Ginjer : la matrice au service des hommes
En pleine crise de la dette européenne, quatre hommes dressent un constat : le marché a profondément changé et ne peut plus être appréhendé selon les règles qui ont toujours prévalu. Léonard Cohen, alors responsable des gestions actions France et Europe chez Edmond de Rothschild AM, se tourne vers des hommes croisés à différents stades de sa carrière et leur propose de créer une société de gestion qui ne s’attachera plus à la seule analyse fondamentale. Ginjer est née avec une ambition : « Prémunir nos clients des risques systémiques, et dissocier les peurs des risques de marché », explique Bruno Zaraya, associé en charge du développement.
Matrice de risques
L’équipe voit ainsi la volatilité comme un mauvais indicateur du risque. « Sur les marchés actions, des mouvements de plus en plus fréquents sont souvent engendrés par les craintes, et non la présence d’un véritable risque », poursuit Bruno Zaraya. Il faut donc se fier à d’autres paramètres. Pour cela, l’équipe poursuit son analyse, et se tourne cette fois vers les acteurs qui gravitent autour des marchés actions. Elle remarque que, s’il y a quinze ou vingt ans, les gérants d’actifs vendaient leurs actions quand ils passaient en négatif, leur comportement n’est plus le même aujourd’hui : face aux mêmes conditions de marchés, ils se couvrent. « Or, les exigences des vendeurs de produits complexes – structurés, ETF, dérivés ou autres – ne sont pas les mêmes que celles des gérants », note l’associé.

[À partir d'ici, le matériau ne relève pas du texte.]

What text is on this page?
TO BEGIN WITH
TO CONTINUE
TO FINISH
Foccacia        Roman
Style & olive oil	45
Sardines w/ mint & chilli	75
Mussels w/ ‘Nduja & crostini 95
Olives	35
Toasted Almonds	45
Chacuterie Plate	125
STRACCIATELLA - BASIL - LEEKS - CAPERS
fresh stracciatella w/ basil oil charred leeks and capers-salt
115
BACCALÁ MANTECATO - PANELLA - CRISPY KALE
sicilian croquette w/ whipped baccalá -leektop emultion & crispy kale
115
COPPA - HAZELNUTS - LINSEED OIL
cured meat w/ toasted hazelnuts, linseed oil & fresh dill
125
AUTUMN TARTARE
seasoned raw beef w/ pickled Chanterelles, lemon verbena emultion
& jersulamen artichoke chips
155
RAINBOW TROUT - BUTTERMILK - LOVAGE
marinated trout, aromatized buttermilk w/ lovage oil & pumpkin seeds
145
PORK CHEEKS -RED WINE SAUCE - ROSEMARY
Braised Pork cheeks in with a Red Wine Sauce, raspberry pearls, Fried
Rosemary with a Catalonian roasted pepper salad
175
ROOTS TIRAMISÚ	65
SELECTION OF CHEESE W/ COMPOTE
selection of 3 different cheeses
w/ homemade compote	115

En effet, la principale préoccupation des traders qui commercialisent ces produits reste la liquidité. Une priorité pas forcément en ligne avec le couple rendement-risque voulu par le gérant : « Nous avons développé une matrice de risques qui vient compléter la lecture fondamentale en analysant les comportements de ces nouveaux acteurs. Nous souhaitons identifier les moments très rares, où ils sont dans l’incapacité d’assurer la liquidité des engagements qu’ils ont pris. L’objectif est donc de compléter la lecture fondamentale avec une détoxication des marchés. » Auditée par le ministère de la Recherche, cette matrice des risques permet à Ginjer d’être considérée comme une entreprise innovante, donc de bénéficier du crédit d’impôt recherche. Un coup de pouce qui permet à la société de gestion de monter une équipe composée aujourd’hui de huit professionnels.
Proximité
La société gère près de 400 millions d’euros investis sur un unique fonds flexible 0-100, qui mise exclusivement sur les actions européennes. « Nos intérêts et ceux de nos clients sont totalement alignés », note Bruno Zaraya. Et l’équipe de Ginjer communique régulièrement avec cette clientèle, composée pour moitié d’institutionnels et pour moitié de privés. « Pour exister dans la gestion active, nous devons être capables d’éviter les fausses pistes et tenir le cap face aux peurs, poursuit-il. Par ailleurs c’est dans les moments plus difficiles que nos repères doivent aider nos clients. » Ainsi, même en étant investis uniquement sur des valeurs européennes, l’équipe peut conseiller ses clients sur les risques liés au marché chinois ou américain. « Notre matrice suit en temps réel 49 pays, aussi, s’il y a des éléments exogènes importants, il est de notre devoir de contacter tous nos clients pour partager notre lecture du risque. » La matrice de Ginjer lui permet ainsi d’éviter de solder des positions lorsqu’elle estime que le risque n’est qu’épidermique. Investi sur environ 25 valeurs cycliques et financières, le fonds affiche un taux de rotation des titres de 15 % par an. Et une performance au rendez-vous : elle était de 8,95 % en 2016 et de 9,86 % en 2017 (part A). Un argument de plus pour maintenir le cap.